Deshpande R, Stepanova M, Golabi P, Brown K, Younossi ZM.

J Viral Hepat. 2019 Nov;26(11):1293-1300. doi: 10.1111/jvh.13173. Epub 2019 Aug 2.

Hepatitis C (HCV) is more common among patients with end-stage renal disease requiring haemodialysis compared to the general population. Thus, we aimed to assess trends in prevalence, health resource utilization and mortality among Medicare beneficiaries with HCV on haemodialysis. This is a retrospective study of outpatient and inpatient claims for Medicare beneficiaries receiving haemodialysis (2005-2016). A total of 291 663 subjects on haemodialysis were included (67.3 +/- 15.2 years, 55% male, 55% white, 49% age-based eligibility). The prevalence of HCV in subjects on haemodialysis was stable and was significantly higher (mean 4.2% in 2005-2016, P = 0.50 for the trend) than in subjects not on haemodialysis (<1%). In multivariate analysis, liver cirrhosis (odds ratio = 3.4 (95% CI = 3.3-3.6)) was an independent predictor of 1-year mortality among haemodialysis patients. Mean total inpatient payments in dialysis patients with HCV remained stable during 2005 ($73 803) through 2016 ($72 133) (trend P = 0.54) while mean total outpatient payment decreased from 2005 ($53 497) to 2016 ($35 439; trend P = 0.0013).
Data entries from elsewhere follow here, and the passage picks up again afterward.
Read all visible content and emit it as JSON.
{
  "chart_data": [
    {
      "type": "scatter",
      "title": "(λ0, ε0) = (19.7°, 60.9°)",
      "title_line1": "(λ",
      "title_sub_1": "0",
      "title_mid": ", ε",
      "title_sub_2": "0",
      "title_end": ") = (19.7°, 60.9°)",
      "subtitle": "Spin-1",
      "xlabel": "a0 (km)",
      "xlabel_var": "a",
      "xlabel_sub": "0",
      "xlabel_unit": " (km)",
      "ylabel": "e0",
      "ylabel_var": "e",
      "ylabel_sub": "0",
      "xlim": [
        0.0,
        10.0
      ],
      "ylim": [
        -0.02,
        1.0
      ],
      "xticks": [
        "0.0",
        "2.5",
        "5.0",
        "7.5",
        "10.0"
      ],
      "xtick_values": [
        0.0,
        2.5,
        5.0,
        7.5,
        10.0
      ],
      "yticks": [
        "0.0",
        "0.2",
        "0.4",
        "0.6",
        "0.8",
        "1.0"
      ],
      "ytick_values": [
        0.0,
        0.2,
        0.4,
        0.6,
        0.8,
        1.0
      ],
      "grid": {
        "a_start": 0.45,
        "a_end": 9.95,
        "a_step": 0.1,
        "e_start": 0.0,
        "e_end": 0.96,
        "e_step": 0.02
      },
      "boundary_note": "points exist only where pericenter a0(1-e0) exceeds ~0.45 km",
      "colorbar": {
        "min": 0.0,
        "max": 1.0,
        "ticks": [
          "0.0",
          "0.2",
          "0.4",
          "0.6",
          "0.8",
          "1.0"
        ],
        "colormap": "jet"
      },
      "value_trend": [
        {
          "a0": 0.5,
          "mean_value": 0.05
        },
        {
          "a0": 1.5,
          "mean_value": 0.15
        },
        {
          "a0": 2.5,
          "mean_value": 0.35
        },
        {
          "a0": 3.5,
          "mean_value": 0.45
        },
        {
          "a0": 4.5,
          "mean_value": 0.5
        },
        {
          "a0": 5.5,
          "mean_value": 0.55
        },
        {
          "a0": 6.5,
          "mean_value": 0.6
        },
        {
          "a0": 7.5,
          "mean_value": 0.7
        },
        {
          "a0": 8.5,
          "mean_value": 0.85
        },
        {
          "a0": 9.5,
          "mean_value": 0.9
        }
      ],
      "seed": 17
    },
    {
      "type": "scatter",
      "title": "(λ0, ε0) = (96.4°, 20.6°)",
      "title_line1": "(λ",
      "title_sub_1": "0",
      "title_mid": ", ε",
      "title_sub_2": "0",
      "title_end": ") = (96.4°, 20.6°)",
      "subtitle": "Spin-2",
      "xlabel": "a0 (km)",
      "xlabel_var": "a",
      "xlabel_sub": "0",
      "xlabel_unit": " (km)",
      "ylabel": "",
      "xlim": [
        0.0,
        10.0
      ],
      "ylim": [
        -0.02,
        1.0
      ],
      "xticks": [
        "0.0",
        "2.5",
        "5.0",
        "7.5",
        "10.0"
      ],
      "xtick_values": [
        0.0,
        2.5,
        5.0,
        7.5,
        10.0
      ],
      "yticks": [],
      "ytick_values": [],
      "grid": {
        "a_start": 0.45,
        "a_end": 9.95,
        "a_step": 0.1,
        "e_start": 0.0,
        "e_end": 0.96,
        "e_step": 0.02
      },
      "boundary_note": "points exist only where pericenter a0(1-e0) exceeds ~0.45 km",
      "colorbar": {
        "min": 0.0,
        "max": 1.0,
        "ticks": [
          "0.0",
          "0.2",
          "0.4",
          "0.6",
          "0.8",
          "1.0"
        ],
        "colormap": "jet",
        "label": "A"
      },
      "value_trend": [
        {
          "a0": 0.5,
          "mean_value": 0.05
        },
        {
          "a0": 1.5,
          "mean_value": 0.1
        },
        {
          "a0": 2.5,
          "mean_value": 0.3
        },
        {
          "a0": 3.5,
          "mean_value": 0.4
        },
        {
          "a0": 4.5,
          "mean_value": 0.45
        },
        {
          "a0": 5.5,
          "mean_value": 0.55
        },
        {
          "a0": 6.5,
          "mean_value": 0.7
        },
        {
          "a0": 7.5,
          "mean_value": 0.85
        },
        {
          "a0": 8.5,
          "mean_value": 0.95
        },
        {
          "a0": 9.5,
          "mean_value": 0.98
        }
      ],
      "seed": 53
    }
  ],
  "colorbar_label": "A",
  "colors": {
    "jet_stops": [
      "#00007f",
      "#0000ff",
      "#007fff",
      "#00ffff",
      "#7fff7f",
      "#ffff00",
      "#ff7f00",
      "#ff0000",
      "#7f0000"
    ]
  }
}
In multivariate analysis, after adjustment for age, gender, race and location, both HCV and cirrhosis remained significant contributors to greater spending [HCV: inpatient +22.1% (+19.2%-25%), HCV: outpatient +18.4% (+14.6%-22.2%), cirrhosis: inpatient +59.7% (+56.9%-62.6%), cirrhosis: outpatient +9.4% (+6.2%-12.6%)]. In conclusion, HCV-infected Medicare patients receiving haemodialysis incur greater resource utilization; mortality is higher in patients with cirrhosis only. Although HCV prevalence in Medicare haemodialysis recipients is higher than in patients without haemodialysis, these rates are lower than reported, suggesting potential under-screening for HCV in this high-risk population.

PMID: 31294521

From MEDLINE®/PubMed®, a database of the U.S. National Library of Medicine.